Otro factor a tener en cuenta es que el número de los que no votan o no responden en la primera vuelta es alto y va creciendo: el 5,7% en Atlas Intel; del 14% en de GAD3 y el 13%, en Guarumo. Estos dos últimos porcentajes muestran que todavía hay un porcentaje muy alto de gente por definir. Ese porcentaje podría determinar el triunfo entre la izquierda radical y la centro derecha. Por eso es tan importante tener una estrategia para ganarlos. Si estas dos condiciones se cumplen -votación masiva en la consulta y trabajo con los indecisos- y se pueden cumplir, la centro derecha derrotará a Cepeda y su grupo.

Por último, pero no por ello menos importante, es la elección al congreso. Se necesita, como dije en el artículo anterior, ganar esta corporación porque si no, la izquierda radical nos monta una constituyente a su imagen y semejanza.  La única encuesta que preguntó sobre ese tema fue la de GAD3, que como dije, fue criticada por algunos, no sin falta de razón, porque partidos que, tradicionalmente han sido fuertes, tienen poca intención de voto: el liberal, 7%; Cambio Radical, 4%, Conservador, 2%, la U, 0,4%. Esto no parece tener sentido. La encuesta, por otra parte, asigna el 23% del congreso al Pacto Histórico y el 15% al Centro Democrático.

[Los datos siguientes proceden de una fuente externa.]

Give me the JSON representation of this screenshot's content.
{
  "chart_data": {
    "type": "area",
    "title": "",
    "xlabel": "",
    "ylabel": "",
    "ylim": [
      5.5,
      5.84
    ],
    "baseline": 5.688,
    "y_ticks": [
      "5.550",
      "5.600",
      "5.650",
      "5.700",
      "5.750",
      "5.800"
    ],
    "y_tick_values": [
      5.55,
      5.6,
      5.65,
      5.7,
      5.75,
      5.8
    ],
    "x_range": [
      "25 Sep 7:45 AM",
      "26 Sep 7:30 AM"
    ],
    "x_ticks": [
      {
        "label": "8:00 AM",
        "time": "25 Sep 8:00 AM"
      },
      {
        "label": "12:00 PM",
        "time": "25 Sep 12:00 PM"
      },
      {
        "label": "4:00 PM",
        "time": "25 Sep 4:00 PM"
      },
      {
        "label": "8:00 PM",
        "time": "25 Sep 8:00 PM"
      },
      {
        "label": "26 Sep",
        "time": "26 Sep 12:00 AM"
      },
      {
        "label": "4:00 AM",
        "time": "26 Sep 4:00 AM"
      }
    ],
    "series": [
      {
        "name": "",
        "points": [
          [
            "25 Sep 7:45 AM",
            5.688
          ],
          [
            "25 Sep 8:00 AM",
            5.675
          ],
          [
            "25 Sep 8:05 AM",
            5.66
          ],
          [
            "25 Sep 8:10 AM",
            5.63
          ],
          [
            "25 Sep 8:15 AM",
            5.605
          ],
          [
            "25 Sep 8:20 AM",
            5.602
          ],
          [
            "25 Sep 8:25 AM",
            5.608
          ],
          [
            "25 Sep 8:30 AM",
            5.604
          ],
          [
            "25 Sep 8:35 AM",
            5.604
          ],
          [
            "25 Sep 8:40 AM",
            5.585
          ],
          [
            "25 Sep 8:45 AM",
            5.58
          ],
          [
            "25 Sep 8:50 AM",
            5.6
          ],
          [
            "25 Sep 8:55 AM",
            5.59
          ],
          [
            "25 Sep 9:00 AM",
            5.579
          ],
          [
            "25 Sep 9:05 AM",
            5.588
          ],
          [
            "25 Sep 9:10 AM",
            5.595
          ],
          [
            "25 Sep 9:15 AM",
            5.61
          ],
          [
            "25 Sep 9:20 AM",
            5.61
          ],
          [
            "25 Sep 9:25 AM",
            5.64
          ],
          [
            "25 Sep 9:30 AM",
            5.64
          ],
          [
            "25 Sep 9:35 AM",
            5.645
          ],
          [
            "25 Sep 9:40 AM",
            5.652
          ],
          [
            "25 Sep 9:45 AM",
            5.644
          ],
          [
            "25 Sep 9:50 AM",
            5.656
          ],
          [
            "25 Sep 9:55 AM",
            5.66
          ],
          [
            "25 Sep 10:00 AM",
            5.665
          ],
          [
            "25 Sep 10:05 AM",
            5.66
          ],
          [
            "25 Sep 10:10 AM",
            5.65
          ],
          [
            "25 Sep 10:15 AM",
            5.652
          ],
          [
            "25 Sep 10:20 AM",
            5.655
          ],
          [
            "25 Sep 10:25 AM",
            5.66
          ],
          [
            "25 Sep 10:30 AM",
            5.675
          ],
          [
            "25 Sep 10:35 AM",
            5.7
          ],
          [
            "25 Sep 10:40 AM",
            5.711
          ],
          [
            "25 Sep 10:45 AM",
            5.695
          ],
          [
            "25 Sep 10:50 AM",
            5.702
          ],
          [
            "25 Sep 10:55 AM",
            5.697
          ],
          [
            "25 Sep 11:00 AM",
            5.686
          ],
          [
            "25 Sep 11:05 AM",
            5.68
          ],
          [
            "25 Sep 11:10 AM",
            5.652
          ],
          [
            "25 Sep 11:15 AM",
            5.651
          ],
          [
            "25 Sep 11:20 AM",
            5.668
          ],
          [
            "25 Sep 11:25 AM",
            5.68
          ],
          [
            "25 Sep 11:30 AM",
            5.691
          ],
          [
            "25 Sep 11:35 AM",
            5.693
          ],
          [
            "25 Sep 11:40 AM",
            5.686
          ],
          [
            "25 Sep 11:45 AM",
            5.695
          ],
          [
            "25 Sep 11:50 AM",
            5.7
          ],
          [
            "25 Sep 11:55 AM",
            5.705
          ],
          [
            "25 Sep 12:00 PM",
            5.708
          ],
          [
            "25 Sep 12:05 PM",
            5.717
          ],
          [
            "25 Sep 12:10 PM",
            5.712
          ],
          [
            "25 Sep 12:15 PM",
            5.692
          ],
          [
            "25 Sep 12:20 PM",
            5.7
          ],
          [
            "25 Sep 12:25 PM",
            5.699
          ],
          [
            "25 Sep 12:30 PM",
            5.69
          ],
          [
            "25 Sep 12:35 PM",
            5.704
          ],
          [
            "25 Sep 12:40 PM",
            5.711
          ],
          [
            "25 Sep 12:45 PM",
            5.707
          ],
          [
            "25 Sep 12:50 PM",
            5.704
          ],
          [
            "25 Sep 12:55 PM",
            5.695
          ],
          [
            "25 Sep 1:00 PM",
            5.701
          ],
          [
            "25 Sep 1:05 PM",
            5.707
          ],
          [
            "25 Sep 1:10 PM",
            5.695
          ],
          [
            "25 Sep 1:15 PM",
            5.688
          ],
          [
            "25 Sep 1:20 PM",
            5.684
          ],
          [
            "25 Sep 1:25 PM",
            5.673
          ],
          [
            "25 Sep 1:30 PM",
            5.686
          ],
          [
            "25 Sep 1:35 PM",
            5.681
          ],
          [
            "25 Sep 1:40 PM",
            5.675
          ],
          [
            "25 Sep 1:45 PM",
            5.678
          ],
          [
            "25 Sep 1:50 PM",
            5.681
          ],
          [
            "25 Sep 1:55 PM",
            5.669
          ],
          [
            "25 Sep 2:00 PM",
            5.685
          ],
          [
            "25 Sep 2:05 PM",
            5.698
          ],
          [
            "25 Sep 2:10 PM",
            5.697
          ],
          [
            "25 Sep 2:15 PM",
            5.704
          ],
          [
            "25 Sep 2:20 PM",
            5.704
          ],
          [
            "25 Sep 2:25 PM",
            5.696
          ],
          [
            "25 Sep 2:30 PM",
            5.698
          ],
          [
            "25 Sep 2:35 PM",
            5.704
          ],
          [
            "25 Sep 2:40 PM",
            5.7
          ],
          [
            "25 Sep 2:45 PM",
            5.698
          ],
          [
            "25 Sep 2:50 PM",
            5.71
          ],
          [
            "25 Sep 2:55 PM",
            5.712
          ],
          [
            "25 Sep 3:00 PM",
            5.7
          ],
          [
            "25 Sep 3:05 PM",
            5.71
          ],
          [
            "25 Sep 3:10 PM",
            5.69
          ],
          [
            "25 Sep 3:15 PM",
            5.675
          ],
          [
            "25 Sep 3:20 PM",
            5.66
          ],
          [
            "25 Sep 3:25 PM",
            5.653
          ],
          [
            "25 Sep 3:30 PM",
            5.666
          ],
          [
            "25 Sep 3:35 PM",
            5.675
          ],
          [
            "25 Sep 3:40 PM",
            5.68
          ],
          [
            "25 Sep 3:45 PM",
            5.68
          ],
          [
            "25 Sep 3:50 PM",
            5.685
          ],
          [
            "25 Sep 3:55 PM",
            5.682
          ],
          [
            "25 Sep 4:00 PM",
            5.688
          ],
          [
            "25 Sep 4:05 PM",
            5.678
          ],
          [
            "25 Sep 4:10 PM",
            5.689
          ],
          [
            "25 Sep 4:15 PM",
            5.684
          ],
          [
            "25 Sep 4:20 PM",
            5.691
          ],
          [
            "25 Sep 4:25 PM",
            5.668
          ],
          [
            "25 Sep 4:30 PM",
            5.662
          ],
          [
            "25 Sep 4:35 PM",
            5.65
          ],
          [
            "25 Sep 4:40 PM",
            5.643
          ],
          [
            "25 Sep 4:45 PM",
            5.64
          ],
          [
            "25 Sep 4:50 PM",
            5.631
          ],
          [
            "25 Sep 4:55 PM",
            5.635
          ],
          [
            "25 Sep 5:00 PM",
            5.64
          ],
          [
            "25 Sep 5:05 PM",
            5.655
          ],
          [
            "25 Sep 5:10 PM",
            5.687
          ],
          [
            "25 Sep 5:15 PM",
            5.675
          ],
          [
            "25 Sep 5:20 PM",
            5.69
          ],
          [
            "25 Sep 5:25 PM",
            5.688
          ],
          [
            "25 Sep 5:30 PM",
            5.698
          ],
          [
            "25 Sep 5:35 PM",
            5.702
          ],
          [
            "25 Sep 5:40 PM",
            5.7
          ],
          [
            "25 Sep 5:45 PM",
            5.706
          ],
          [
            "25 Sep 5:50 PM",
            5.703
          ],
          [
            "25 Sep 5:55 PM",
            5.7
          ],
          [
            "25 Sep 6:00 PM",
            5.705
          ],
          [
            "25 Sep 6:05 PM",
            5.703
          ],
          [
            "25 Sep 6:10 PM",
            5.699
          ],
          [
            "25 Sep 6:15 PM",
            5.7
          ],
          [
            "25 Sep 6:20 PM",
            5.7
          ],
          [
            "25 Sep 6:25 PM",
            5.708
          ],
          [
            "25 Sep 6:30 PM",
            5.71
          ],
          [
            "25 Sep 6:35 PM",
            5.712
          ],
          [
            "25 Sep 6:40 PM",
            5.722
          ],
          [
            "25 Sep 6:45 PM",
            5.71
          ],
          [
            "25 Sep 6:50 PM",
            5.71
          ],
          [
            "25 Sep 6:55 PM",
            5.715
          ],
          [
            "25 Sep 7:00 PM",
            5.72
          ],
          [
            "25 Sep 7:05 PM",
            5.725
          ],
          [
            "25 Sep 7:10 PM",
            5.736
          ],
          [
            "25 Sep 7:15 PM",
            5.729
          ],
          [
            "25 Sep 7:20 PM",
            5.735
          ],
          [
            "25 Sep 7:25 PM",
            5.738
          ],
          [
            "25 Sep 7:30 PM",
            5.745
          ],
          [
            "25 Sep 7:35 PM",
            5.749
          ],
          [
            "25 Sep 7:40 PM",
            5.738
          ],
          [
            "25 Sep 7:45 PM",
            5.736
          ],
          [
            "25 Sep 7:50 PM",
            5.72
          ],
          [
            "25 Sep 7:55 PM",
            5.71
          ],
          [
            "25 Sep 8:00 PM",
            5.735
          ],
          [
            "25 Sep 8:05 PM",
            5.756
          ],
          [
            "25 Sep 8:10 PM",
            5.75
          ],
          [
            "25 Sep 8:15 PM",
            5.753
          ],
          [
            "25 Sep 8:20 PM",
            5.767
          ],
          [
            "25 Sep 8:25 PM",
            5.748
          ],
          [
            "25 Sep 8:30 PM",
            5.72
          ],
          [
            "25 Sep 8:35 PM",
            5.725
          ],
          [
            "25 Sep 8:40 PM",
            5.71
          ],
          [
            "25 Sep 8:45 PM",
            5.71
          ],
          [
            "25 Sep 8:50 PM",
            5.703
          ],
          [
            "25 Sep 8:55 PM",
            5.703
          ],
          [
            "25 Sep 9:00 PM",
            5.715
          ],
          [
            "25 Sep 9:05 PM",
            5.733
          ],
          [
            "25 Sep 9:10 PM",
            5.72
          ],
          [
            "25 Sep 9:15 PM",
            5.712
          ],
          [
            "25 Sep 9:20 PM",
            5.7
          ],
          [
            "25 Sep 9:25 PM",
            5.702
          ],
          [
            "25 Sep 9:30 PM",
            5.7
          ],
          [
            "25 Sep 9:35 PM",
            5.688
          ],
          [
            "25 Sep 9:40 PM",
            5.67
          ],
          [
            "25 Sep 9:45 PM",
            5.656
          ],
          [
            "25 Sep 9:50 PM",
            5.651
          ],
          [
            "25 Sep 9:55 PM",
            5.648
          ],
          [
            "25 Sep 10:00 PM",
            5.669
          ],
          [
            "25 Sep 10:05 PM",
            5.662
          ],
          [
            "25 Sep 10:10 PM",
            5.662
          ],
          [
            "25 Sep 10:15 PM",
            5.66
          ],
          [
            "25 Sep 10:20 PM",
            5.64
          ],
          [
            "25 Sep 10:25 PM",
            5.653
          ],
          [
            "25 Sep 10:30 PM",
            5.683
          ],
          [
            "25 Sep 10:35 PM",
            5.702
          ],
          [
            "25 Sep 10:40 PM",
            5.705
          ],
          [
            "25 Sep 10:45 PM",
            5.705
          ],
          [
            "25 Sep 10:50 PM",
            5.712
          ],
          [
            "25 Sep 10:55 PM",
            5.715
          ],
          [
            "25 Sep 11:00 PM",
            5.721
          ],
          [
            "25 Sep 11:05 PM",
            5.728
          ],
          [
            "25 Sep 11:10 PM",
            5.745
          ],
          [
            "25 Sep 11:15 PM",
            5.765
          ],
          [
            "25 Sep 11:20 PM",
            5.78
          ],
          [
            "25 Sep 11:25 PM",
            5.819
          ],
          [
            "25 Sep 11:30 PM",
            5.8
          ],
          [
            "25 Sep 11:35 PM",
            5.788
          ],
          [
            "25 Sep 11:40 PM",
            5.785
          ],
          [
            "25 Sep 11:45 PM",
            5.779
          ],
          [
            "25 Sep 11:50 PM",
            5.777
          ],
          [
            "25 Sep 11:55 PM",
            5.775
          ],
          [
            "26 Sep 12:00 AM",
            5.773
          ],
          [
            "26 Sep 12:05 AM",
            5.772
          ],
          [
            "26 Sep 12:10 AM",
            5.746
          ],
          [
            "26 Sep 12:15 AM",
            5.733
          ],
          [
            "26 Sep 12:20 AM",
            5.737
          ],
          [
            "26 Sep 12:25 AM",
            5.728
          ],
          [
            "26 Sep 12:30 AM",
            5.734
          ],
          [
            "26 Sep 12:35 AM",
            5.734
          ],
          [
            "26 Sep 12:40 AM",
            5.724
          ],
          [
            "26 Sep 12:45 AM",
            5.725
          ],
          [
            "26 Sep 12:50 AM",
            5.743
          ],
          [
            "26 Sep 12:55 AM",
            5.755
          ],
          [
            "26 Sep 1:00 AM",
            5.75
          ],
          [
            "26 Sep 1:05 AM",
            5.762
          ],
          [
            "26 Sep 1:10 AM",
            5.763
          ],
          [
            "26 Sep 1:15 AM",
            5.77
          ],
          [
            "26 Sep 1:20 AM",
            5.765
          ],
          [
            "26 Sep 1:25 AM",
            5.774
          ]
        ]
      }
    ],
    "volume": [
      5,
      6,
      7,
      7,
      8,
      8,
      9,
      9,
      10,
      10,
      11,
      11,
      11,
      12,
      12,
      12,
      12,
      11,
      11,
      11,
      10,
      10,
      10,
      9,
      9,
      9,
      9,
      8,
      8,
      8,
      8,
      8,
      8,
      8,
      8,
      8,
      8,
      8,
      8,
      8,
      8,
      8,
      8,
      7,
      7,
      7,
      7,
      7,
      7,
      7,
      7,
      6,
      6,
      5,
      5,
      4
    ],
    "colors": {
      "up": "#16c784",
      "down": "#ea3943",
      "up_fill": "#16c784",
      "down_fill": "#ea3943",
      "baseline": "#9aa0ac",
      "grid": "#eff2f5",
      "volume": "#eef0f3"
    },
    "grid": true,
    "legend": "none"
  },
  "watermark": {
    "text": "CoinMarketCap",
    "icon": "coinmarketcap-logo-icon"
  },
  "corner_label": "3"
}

No es posible, con esa información, anticipar cómo queda la composición de esa corporación, más allá de afirmar al del Pacto Histórico como primera minoría. Si no se llegase a consolidar una mayoría de centro derecha en el parlamento, estaríamos perdidos. De manera que hay que trabajar en ese frente y, buscar, entre otras cosas, información urgente sobre las tendencias al congreso, para tomar decisiones también urgentes en esa campaña.

Finalmente, hay que evaluar el impacto de la visita de Petro a Trump. El sentido común dice que el presidente norteamericano lo pondrá en cintura, lo que fortalecerá la campaña de la oposición colombiana; pero muchos dicen que con Trump nunca se sabe y que hay que esperar, no vaya a ser que, en su “pragmatismo” Trump haga una alianza con el petrismo para enfrentar al narcotráfico, de manera que lo fortalezca, lo que sería fatal. ¿Qué ocurrirá? Solo Trump lo sabe. Mientras, por ahora, trabajemos con lo que tenemos.